While pdf.js renders PDFs visually, pdf-lib creates and modifies PDF documents at the structural level. It can merge documents, add pages, embed images, fill form fields, and copy pages between documents.

Merging two PDFs:

import { PDFDocument } from 'pdf-lib';

const pdf1Bytes = await file1.arrayBuffer();
const pdf2Bytes = await file2.arrayBuffer();

const pdf1 = await PDFDocument.load(pdf1Bytes);
const pdf2 = await PDFDocument.load(pdf2Bytes);

const merged = await PDFDocument.create();
const pages1 = await merged.copyPages(pdf1, pdf1.getPageIndices());
pages1.forEach(page => merged.addPage(page));
const pages2 = await merged.copyPages(pdf2, pdf2.getPageIndices());
pages2.forEach(page => merged.addPage(page));

const mergedBytes = await merged.save();
// Trigger download...

Key capabilities of pdf-lib:

Create new PDF documents from scratch
Merge multiple PDFs into one
Copy specific pages between documents
Embed images (JPEG, PNG) into pages
Fill and read PDF form fields
Add metadata (title, author, keywords)
Set page sizes and rotations

Performance Considerations

Client-side PDF processing runs in the browser's JavaScript engine, which introduces performance constraints:

Memory: A 100-page PDF might consume 200-500MB of memory when fully loaded. For large documents, process pages sequentially rather than loading everything at once.

Web Workers: pdf.js supports Web Worker-based rendering, which moves the CPU-intensive parsing and rendering off the main thread. This prevents the UI from freezing during heavy operations:

pdfjsLib.GlobalWorkerOptions.workerSrc = '/pdf.worker.min.js';

Canvas size limits: Browsers impose limits on canvas dimensions (typically 16384x16384 pixels). High-DPI rendering of large pages may exceed these limits. Scale appropriately.

File size handling: Use the File API and ArrayBuffers for efficient binary data handling. Avoid converting entire files to Base64 strings, which increases memory usage by 33%.

Text Extraction: Making PDFs Searchable

Extracting text from PDFs is critical for search, accessibility, and content processing:

const page = await pdf.getPage(pageNum);
const textContent = await page.getTextContent();
const text = textContent.items
  .map(item => item.str)
  .join(' ');

However, text extraction has limitations:

Scanned PDFs: If the PDF is a scanned image (no embedded text layer), text extraction returns nothing. You need OCR (Optical Character Recognition) for scanned documents.
Complex layouts: Multi-column layouts, tables, and rotated text may extract in unexpected order.
Custom fonts: Some PDFs use custom font encodings that may produce garbled text output.

Security Considerations

Even with client-side processing, security matters:

Content Security Policy (CSP): pdf.js uses Web Workers and dynamically creates elements.
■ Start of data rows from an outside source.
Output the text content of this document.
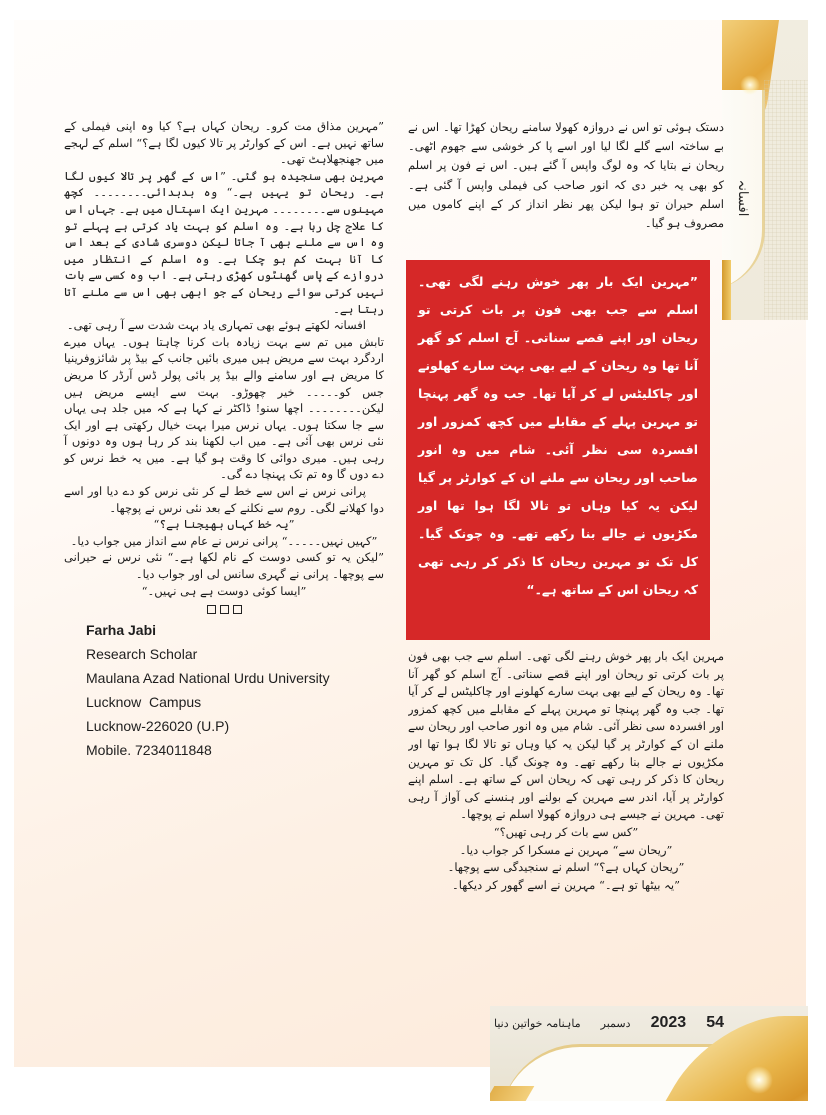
افسانہ

دستک ہوئی تو اس نے دروازہ کھولا سامنے ریحان کھڑا تھا۔ اس نے بے ساختہ اسے گلے لگا لیا اور اسے پا کر خوشی سے جھوم اٹھی۔ ریحان نے بتایا کہ وہ لوگ واپس آ گئے ہیں۔ اس نے فون پر اسلم کو بھی یہ خبر دی کہ انور صاحب کی فیملی واپس آ گئی ہے۔ اسلم حیران تو ہوا لیکن پھر نظر انداز کر کے اپنے کاموں میں مصروف ہو گیا۔

”مہرین ایک بار پھر خوش رہنے لگی تھی۔ اسلم سے جب بھی فون پر بات کرتی تو ریحان اور اپنے قصے سناتی۔ آج اسلم کو گھر آنا تھا وہ ریحان کے لیے بھی بہت سارے کھلونے اور چاکلیٹس لے کر آیا تھا۔ جب وہ گھر پہنچا تو مہرین پہلے کے مقابلے میں کچھ کمزور اور افسردہ سی نظر آئی۔ شام میں وہ انور صاحب اور ریحان سے ملنے ان کے کوارٹر پر گیا لیکن یہ کیا وہاں تو تالا لگا ہوا تھا اور مکڑیوں نے جالے بنا رکھے تھے۔ وہ چونک گیا۔ کل تک تو مہرین ریحان کا ذکر کر رہی تھی کہ ریحان اس کے ساتھ ہے۔“

مہرین ایک بار پھر خوش رہنے لگی تھی۔ اسلم سے جب بھی فون پر بات کرتی تو ریحان اور اپنے قصے سناتی۔ آج اسلم کو گھر آنا تھا۔ وہ ریحان کے لیے بھی بہت سارے کھلونے اور چاکلیٹس لے کر آیا تھا۔ جب وہ گھر پہنچا تو مہرین پہلے کے مقابلے میں کچھ کمزور اور افسردہ سی نظر آئی۔ شام میں وہ انور صاحب اور ریحان سے ملنے ان کے کوارٹر پر گیا لیکن یہ کیا وہاں تو تالا لگا ہوا تھا اور مکڑیوں نے جالے بنا رکھے تھے۔ وہ چونک گیا۔ کل تک تو مہرین ریحان کا ذکر کر رہی تھی کہ ریحان اس کے ساتھ ہے۔ اسلم اپنے کوارٹر پر آیا، اندر سے مہرین کے بولنے اور ہنسنے کی آواز آ رہی تھی۔ مہرین نے جیسے ہی دروازہ کھولا اسلم نے پوچھا۔

”کس سے بات کر رہی تھیں؟“

”ریحان سے“ مہرین نے مسکرا کر جواب دیا۔

”ریحان کہاں ہے؟“ اسلم نے سنجیدگی سے پوچھا۔

”یہ بیٹھا تو ہے۔“ مہرین نے اسے گھور کر دیکھا۔

”مہرین مذاق مت کرو۔ ریحان کہاں ہے؟ کیا وہ اپنی فیملی کے ساتھ نہیں ہے۔ اس کے کوارٹر پر تالا کیوں لگا ہے؟“ اسلم کے لہجے میں جھنجھلاہٹ تھی۔

مہرین بھی سنجیدہ ہو گئی۔ ”اس کے گھر پر تالا کیوں لگا ہے۔ ریحان تو یہیں ہے۔“ وہ بدبدائی۔۔۔۔۔۔۔۔ کچھ مہینوں سے۔۔۔۔۔۔۔۔ مہرین ایک اسپتال میں ہے۔ جہاں اس کا علاج چل رہا ہے۔ وہ اسلم کو بہت یاد کرتی ہے پہلے تو وہ اس سے ملنے بھی آ جاتا لیکن دوسری شادی کے بعد اس کا آنا بہت کم ہو چکا ہے۔ وہ اسلم کے انتظار میں دروازے کے پاس گھنٹوں کھڑی رہتی ہے۔ اب وہ کسی سے بات نہیں کرتی سوائے ریحان کے جو ابھی بھی اس سے ملنے آتا رہتا ہے۔

افسانہ لکھتے ہوئے بھی تمہاری یاد بہت شدت سے آ رہی تھی۔

تابش میں تم سے بہت زیادہ بات کرنا چاہتا ہوں۔ یہاں میرے اردگرد بہت سے مریض ہیں میری بائیں جانب کے بیڈ پر شائزوفرینیا کا مریض ہے اور سامنے والے بیڈ پر بائی پولر ڈس آرڈر کا مریض جس کو۔۔۔۔۔ خیر چھوڑو۔ بہت سے ایسے مریض ہیں لیکن۔۔۔۔۔۔۔۔ اچھا سنو! ڈاکٹر نے کہا ہے کہ میں جلد ہی یہاں سے جا سکتا ہوں۔ یہاں نرس میرا بہت خیال رکھتی ہے اور ایک نئی نرس بھی آئی ہے۔ میں اب لکھنا بند کر رہا ہوں وہ دونوں آ رہی ہیں۔ میری دوائی کا وقت ہو گیا ہے۔ میں یہ خط نرس کو دے دوں گا وہ تم تک پہنچا دے گی۔

پرانی نرس نے اس سے خط لے کر نئی نرس کو دے دیا اور اسے دوا کھلانے لگی۔ روم سے نکلنے کے بعد نئی نرس نے پوچھا۔

”یہ خط کہاں بھیجنا ہے؟“

”کہیں نہیں۔۔۔۔۔“ پرانی نرس نے عام سے انداز میں جواب دیا۔

”لیکن یہ تو کسی دوست کے نام لکھا ہے۔“ نئی نرس نے حیرانی سے پوچھا۔ پرانی نے گہری سانس لی اور جواب دیا۔

”ایسا کوئی دوست ہے ہی نہیں۔“

Farha Jabi
Research Scholar
Maulana Azad National Urdu University
Lucknow  Campus
Lucknow-226020 (U.P)
Mobile. 7234011848
ماہنامہ خواتین دنیا دسمبر 2023 54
Ensure your CSP allows worker-src and script-src for the pdf.js worker script.

Malicious PDFs: PDF is a complex format that has historically been used to exploit vulnerabilities. pdf.js sandboxes its rendering in the browser, but always process untrusted PDFs in an isolated context.
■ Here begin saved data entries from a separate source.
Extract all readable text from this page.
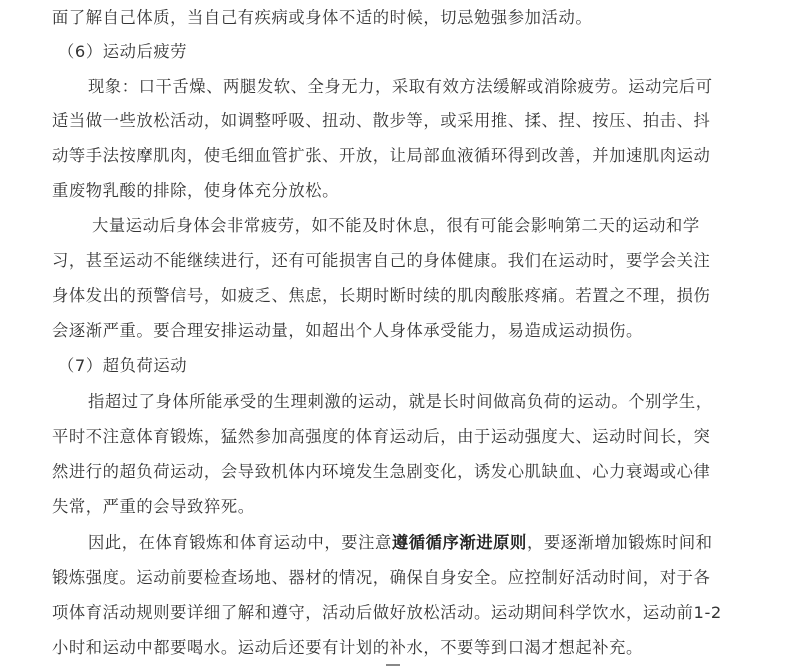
面了解自己体质，当自己有疾病或身体不适的时候，切忌勉强参加活动。
（6）运动后疲劳
现象：口干舌燥、两腿发软、全身无力，采取有效方法缓解或消除疲劳。运动完后可
适当做一些放松活动，如调整呼吸、扭动、散步等，或采用推、揉、捏、按压、拍击、抖
动等手法按摩肌肉，使毛细血管扩张、开放，让局部血液循环得到改善，并加速肌肉运动
重废物乳酸的排除，使身体充分放松。
大量运动后身体会非常疲劳，如不能及时休息，很有可能会影响第二天的运动和学
习，甚至运动不能继续进行，还有可能损害自己的身体健康。我们在运动时，要学会关注
身体发出的预警信号，如疲乏、焦虑，长期时断时续的肌肉酸胀疼痛。若置之不理，损伤
会逐渐严重。要合理安排运动量，如超出个人身体承受能力，易造成运动损伤。
（7）超负荷运动
指超过了身体所能承受的生理刺激的运动，就是长时间做高负荷的运动。个别学生，
平时不注意体育锻炼，猛然参加高强度的体育运动后，由于运动强度大、运动时间长，突
然进行的超负荷运动，会导致机体内环境发生急剧变化，诱发心肌缺血、心力衰竭或心律
失常，严重的会导致猝死。
因此，在体育锻炼和体育运动中，要注意遵循循序渐进原则，要逐渐增加锻炼时间和
锻炼强度。运动前要检查场地、器材的情况，确保自身安全。应控制好活动时间，对于各
项体育活动规则要详细了解和遵守，活动后做好放松活动。运动期间科学饮水，运动前1-2
小时和运动中都要喝水。运动后还要有计划的补水，不要等到口渴才想起补充。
Encrypted PDFs: pdf-lib supports loading password-protected PDFs if you provide the correct password. The decryption happens in-browser using the PDF specification's encryption algorithms (RC4 or AES).
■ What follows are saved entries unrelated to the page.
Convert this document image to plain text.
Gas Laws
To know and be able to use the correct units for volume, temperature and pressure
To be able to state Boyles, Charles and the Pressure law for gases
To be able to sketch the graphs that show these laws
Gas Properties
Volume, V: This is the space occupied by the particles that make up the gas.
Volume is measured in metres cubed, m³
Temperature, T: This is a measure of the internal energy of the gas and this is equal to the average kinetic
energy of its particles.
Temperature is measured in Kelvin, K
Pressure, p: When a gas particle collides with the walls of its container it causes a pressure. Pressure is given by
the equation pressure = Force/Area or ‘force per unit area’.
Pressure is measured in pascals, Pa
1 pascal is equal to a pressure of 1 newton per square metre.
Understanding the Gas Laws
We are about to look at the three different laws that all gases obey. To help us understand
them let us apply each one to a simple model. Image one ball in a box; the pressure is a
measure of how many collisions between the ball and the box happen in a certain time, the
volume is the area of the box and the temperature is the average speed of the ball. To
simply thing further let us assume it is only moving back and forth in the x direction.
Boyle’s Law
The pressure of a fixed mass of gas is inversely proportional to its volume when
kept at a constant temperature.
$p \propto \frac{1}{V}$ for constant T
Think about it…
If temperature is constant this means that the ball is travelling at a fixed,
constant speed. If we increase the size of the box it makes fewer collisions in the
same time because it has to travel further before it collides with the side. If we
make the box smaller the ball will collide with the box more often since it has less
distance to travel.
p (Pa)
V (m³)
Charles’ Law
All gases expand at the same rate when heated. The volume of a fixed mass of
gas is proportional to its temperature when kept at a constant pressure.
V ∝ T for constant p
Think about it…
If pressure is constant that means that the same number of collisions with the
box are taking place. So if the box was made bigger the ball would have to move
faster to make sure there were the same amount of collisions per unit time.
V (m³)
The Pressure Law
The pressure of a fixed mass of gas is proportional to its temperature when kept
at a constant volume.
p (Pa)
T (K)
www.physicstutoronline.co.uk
The Future of Client-Side PDF

WebAssembly (Wasm) is opening new possibilities for client-side PDF processing. Libraries originally written in C/C++ (like Poppler and MuPDF) are being compiled to Wasm, bringing near-native performance to the browser. This means operations that currently require a server — like OCR, advanced text extraction, and form flattening — are becoming feasible in the browser.

Summary

Modern JavaScript libraries make it possible to render, create, merge, split, and analyze PDF documents entirely in the browser. pdf.js handles rendering and text extraction, while pdf-lib handles structural manipulation. This approach provides superior privacy (files never leave the device), eliminates server costs, and works offline. As WebAssembly matures, even more advanced PDF operations will become client-side first.